During the late 19th century the house was owned by Henry Meek, who served as city clerk and later owned a publishing company. He was 54 years old in the 1900 census, and he lived here with his wife Annie, his daughter Alice, and a servant. This was apparently Henry’s second marriage, since Annie was only five years older than his 24-year-old daughter. He died later in 1900, and in 1906 Annie and Alice sold this house to Emma J. Brady.
The first photo was likely taken at some point during or shortly after the Meek family’s ownership. It was taken by Frank Cousins, a Salem native and noted photographer who used his camera to document hundreds of historic buildings in Salem and elsewhere in the northeast. The exterior of the house appears to have been well-preserved at the time, and it would have provided Cousins with a good example of colonial-era Georgian architecture.

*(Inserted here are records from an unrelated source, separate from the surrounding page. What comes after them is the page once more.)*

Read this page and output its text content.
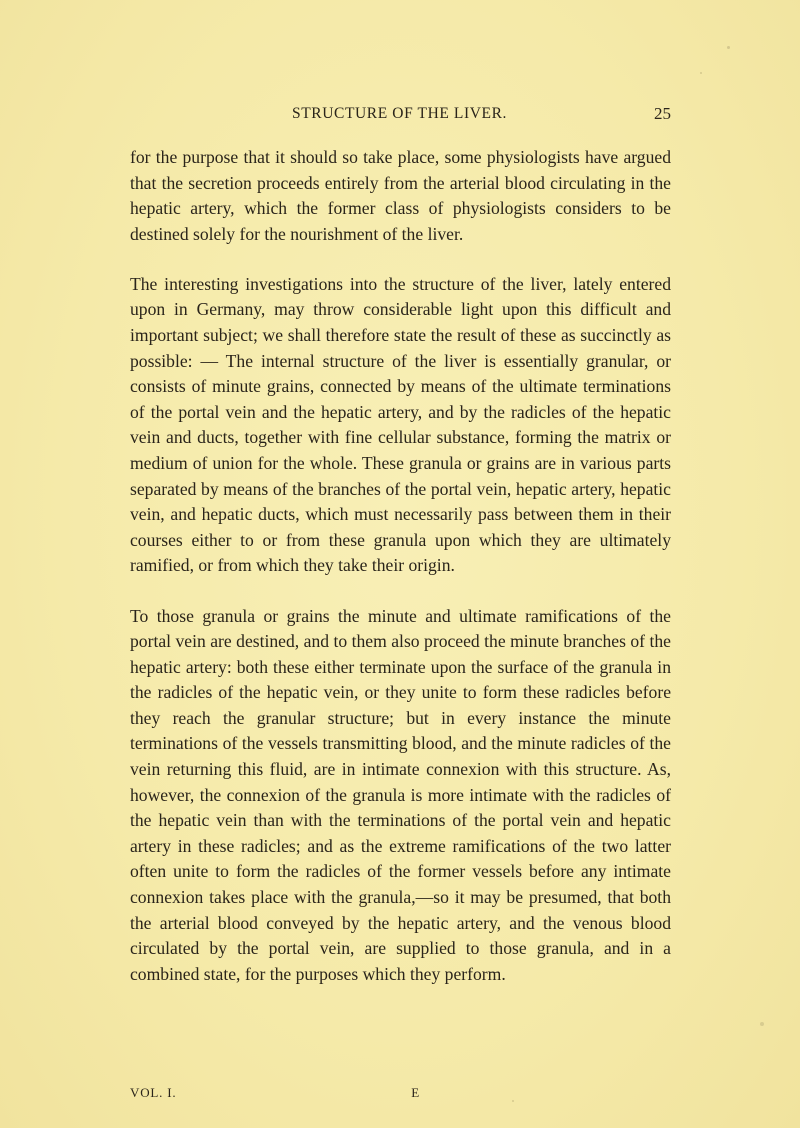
STRUCTURE OF THE LIVER.	25

for the purpose that it should so take place, some physiologists have argued that the secretion proceeds entirely from the arterial blood circulating in the hepatic artery, which the former class of physiologists considers to be destined solely for the nourishment of the liver.

The interesting investigations into the structure of the liver, lately entered upon in Germany, may throw considerable light upon this difficult and important subject; we shall therefore state the result of these as succinctly as possible: — The internal structure of the liver is essentially granular, or consists of minute grains, connected by means of the ultimate terminations of the portal vein and the hepatic artery, and by the radicles of the hepatic vein and ducts, together with fine cellular substance, forming the matrix or medium of union for the whole. These granula or grains are in various parts separated by means of the branches of the portal vein, hepatic artery, hepatic vein, and hepatic ducts, which must necessarily pass between them in their courses either to or from these granula upon which they are ultimately ramified, or from which they take their origin.

To those granula or grains the minute and ultimate ramifications of the portal vein are destined, and to them also proceed the minute branches of the hepatic artery: both these either terminate upon the surface of the granula in the radicles of the hepatic vein, or they unite to form these radicles before they reach the granular structure; but in every instance the minute terminations of the vessels transmitting blood, and the minute radicles of the vein returning this fluid, are in intimate connexion with this structure. As, however, the connexion of the granula is more intimate with the radicles of the hepatic vein than with the terminations of the portal vein and hepatic artery in these radicles; and as the extreme ramifications of the two latter often unite to form the radicles of the former vessels before any intimate connexion takes place with the granula,—so it may be presumed, that both the arterial blood conveyed by the hepatic artery, and the venous blood circulated by the portal vein, are supplied to those granula, and in a combined state, for the purposes which they perform.

VOL. I.	E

Unlike the previous owners, Emma Brady does not appear to have lived here in this house, and instead used it as a rental property. The 1910 census shows that, at the time, it was being rented by Charles M. Proctor, a 44-year-old meat salesman who lived here with his wife Mary, their children Harrison, Charles, Arthur, Clifford, Mildred, and Gladys, and Harrison’s wife Nina. Like his father, Harrison worked as a meat salesman, while Charles was a winder at an electric works and Arthur was a farm laborer.

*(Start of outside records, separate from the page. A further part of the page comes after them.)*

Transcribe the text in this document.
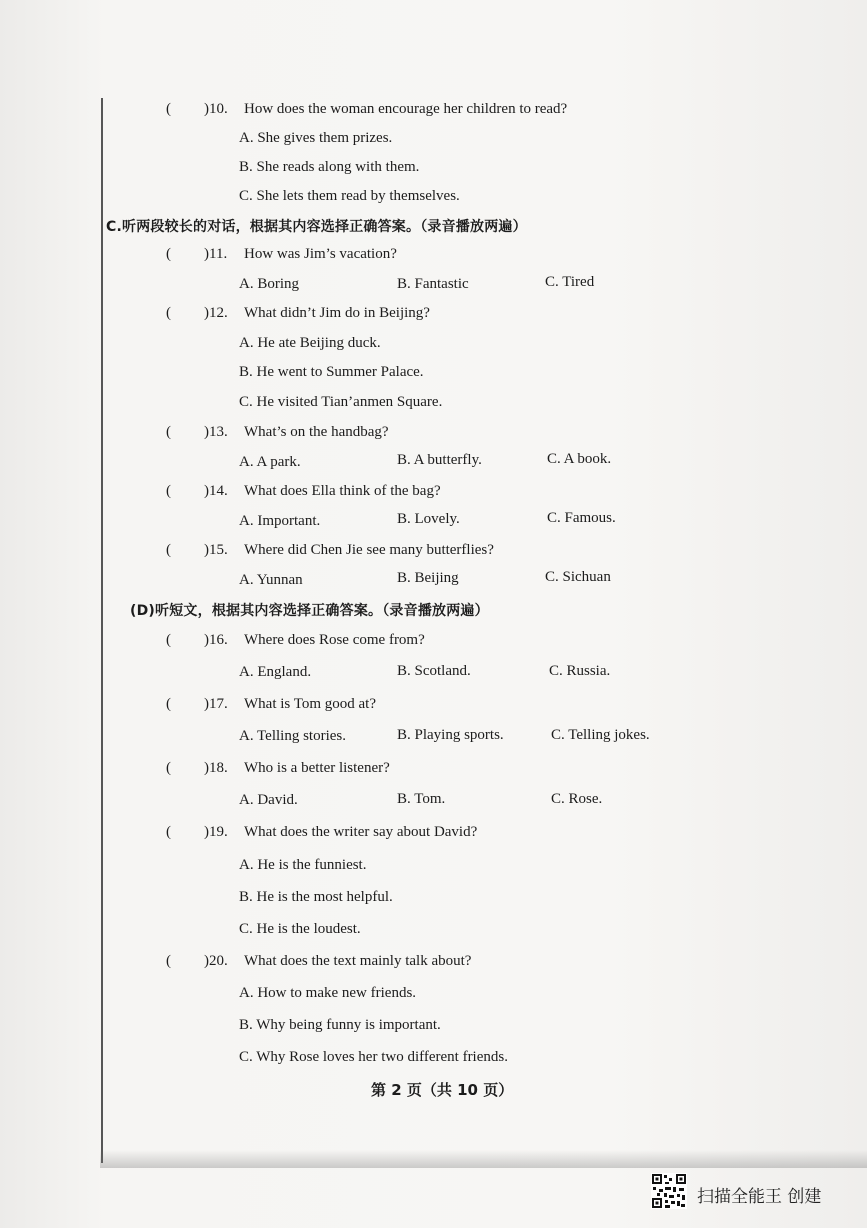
( )10. How does the woman encourage her children to read?
A. She gives them prizes.
B. She reads along with them.
C. She lets them read by themselves.
C.听两段较长的对话，根据其内容选择正确答案。（录音播放两遍）
( )11. How was Jim’s vacation?
A. Boring	B. Fantastic	C. Tired
( )12. What didn’t Jim do in Beijing?
A. He ate Beijing duck.
B. He went to Summer Palace.
C. He visited Tian’anmen Square.
( )13. What’s on the handbag?
A. A park.	B. A butterfly.	C. A book.
( )14. What does Ella think of the bag?
A. Important.	B. Lovely.	C. Famous.
( )15. Where did Chen Jie see many butterflies?
A. Yunnan	B. Beijing	C. Sichuan
(D)听短文，根据其内容选择正确答案。（录音播放两遍）
( )16. Where does Rose come from?
A. England.	B. Scotland.	C. Russia.
( )17. What is Tom good at?
A. Telling stories.	B. Playing sports.	C. Telling jokes.
( )18. Who is a better listener?
A. David.	B. Tom.	C. Rose.
( )19. What does the writer say about David?
A. He is the funniest.
B. He is the most helpful.
C. He is the loudest.
( )20. What does the text mainly talk about?
A. How to make new friends.
B. Why being funny is important.
C. Why Rose loves her two different friends.
第 2 页（共 10 页）
扫描全能王 创建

By the 1920 census the house had changed hands again, and at this point it was being used as a four-family home. There were a total of 11 people listed here that year, four of whom were immigrants, with three from Quebec and one from Greece. Aside from two children, all of the residents were employed, including three leather workers, two cotton mill workers, two machinists, a cook, and a rooming house keeper.
Overall, this house saw a steady decline in the prosperity of its residents, as shown by the fact that the former home of one of Salem’s most prominent captains had become a four-family apartment building. This was a common occurrence throughout Salem during this period; it had peaked in its importance as a seaport at the turn of the 19th century, when it ranked among the top ten most populous cities and towns in the country. However, Salem’s shipping industry was badly hurt by both the Embargo Act of 1807 and the War of 1812, and its merchants never fully recovered. This led to a long period of economic stagnation, and the city saw only moderate population growth during the second half of the 19th century.
From a historic preservation standpoint, though, this was not entirely a bad thing. The lack of economic or population growth led to little demand for new construction, resulting in the survival of many historic buildings. Today, one of Salem’s most visible assets is its large number of well-preserved late 18th and early 19th century homes, including the John Hodges House here on Essex Street. Although it has undergone many changes in ownership and use over the past quarter of a millennium, it stands as a reminder of the city’s historic maritime past, with few significant differences from its appearance more than a century ago when the first photo was taken. It is now one of the contributing properties in the Salem Common Historic District, which was added to the National Register of Historic Places in 1976.